My php callback is printing random html source code

Question

I have a post request which querys a database and is supposed to return an array of objects. When i return this in json format it will not let me JSON.parse because the return content includes the whole html shell for the webpage, i am unsure why this is. is there anything i could be missing. Here is my code:

getLogins.php

    $servername= "localhost";
    $sql_username = "root";
    $sql_password = "";
    $dbname = "website_login";
    $conn = mysqli_connect($servername, $sql_username, $sql_password, $dbname);

    $sql = "select * from login;";
    $result = mysqli_query($conn, $sql);
    while ($row = mysqli_fetch_array($result)){
        
      array_push($loginInfo, array("Username"=> $row["Username"],"Password"=> $row["Password"] , "First_name"=> $row["First_name"], "Second_name"=> $row["Second_name"], "Email"=> $row["Email"]));
      echo json_encode($loginInfo);
    }
    
    mysqli_close($conn);

login.php

  $("#loginButton").on("click", login);


  function login() {

    $.post("getLogins.php", function(responseData){
      console.log(responseData);
      let logins = JSON.parse(responseData);
      console.log(logins);
    });
    
  }
  

</script>

Answer 1

Maybe it's not just random HTML but an error instead?
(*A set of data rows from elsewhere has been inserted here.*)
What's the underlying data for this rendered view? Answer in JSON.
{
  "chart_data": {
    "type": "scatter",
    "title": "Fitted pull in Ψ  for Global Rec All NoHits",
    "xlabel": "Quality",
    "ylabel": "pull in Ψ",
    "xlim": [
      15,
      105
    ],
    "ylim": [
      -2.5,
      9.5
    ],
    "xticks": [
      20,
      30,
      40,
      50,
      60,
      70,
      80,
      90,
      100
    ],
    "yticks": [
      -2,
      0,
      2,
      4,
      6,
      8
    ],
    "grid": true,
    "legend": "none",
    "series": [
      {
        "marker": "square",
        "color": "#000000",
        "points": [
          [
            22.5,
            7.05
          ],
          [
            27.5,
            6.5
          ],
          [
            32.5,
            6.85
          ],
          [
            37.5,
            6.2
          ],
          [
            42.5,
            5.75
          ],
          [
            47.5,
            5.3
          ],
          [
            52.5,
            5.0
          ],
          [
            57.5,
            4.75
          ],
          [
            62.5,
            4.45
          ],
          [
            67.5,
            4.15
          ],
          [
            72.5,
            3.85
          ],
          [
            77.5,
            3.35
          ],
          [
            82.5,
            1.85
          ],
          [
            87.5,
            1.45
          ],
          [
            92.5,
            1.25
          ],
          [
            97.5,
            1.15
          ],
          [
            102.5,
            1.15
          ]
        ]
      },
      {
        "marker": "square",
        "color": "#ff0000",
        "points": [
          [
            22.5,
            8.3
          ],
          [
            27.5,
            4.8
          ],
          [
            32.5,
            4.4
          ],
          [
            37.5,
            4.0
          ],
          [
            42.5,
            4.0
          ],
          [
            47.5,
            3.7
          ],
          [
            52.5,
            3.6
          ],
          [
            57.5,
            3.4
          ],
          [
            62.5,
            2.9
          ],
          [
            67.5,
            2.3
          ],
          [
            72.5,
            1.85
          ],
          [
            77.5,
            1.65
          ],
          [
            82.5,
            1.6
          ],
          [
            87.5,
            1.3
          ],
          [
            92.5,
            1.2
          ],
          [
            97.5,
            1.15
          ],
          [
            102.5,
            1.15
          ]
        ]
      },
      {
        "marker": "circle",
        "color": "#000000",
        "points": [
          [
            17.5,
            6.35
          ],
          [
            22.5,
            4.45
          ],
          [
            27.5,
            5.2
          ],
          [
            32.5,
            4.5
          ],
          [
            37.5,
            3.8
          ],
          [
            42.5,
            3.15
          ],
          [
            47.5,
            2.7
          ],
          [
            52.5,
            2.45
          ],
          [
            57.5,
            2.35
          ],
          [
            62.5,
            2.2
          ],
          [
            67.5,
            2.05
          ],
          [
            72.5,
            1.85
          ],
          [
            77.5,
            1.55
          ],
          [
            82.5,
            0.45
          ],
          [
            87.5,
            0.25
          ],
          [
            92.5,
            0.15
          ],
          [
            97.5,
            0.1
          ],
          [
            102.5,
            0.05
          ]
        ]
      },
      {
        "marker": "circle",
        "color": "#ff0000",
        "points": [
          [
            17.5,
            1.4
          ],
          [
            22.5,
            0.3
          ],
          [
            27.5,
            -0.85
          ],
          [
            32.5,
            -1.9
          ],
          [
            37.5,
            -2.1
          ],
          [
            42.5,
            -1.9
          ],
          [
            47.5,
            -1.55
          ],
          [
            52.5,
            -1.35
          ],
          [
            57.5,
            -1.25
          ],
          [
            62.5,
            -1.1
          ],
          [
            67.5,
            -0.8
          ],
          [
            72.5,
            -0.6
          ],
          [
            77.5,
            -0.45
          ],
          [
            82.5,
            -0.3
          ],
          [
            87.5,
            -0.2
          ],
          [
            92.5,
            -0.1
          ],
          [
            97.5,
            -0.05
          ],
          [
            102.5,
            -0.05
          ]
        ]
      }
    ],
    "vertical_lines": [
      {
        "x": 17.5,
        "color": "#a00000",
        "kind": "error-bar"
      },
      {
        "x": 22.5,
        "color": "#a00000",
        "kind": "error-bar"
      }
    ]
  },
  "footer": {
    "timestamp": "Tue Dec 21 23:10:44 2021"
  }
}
Check the error by adding these lines to the top of your code:

ini_set('display_errors', 1);
ini_set('display_startup_errors', 1);
error_reporting(E_ALL);

Then, read the response yourself instead of attempting to parse it.

From what I can see, the variable $loginInfo could be the problem as it is not declared and you are attempting to push another array to it

Answer 2

because the return content includes the whole html shell for the webpage

Because that is what getLogins.php generates (even if you haven't shown us all of getLogins.php .

PHP doesn't stop sending all the data outside <?php... ?> just because the request was initiated by JavaScript instead of traditional browser navigation.

If you want to design an API, then design an API. The server-side code should only output the data you want to output.

If you have code that generates HTML inside getLogins.php , remove it. If your wrapper is being added because you are using the front controller pattern then exclude your API endpoints from it.

Answer 3

As others have noted, you have not actually provided the full getLogins.php file, which makes this difficult.

However, if the code you provided is at the very beginning of the actual getLogins.php file, if you were to place a die(); statement at the end (just after your call to mysqli_close($conn); ), that should do the trick.

It looks like there are other errors with your code as well, but hopefully this can get you pointed in the right direction:)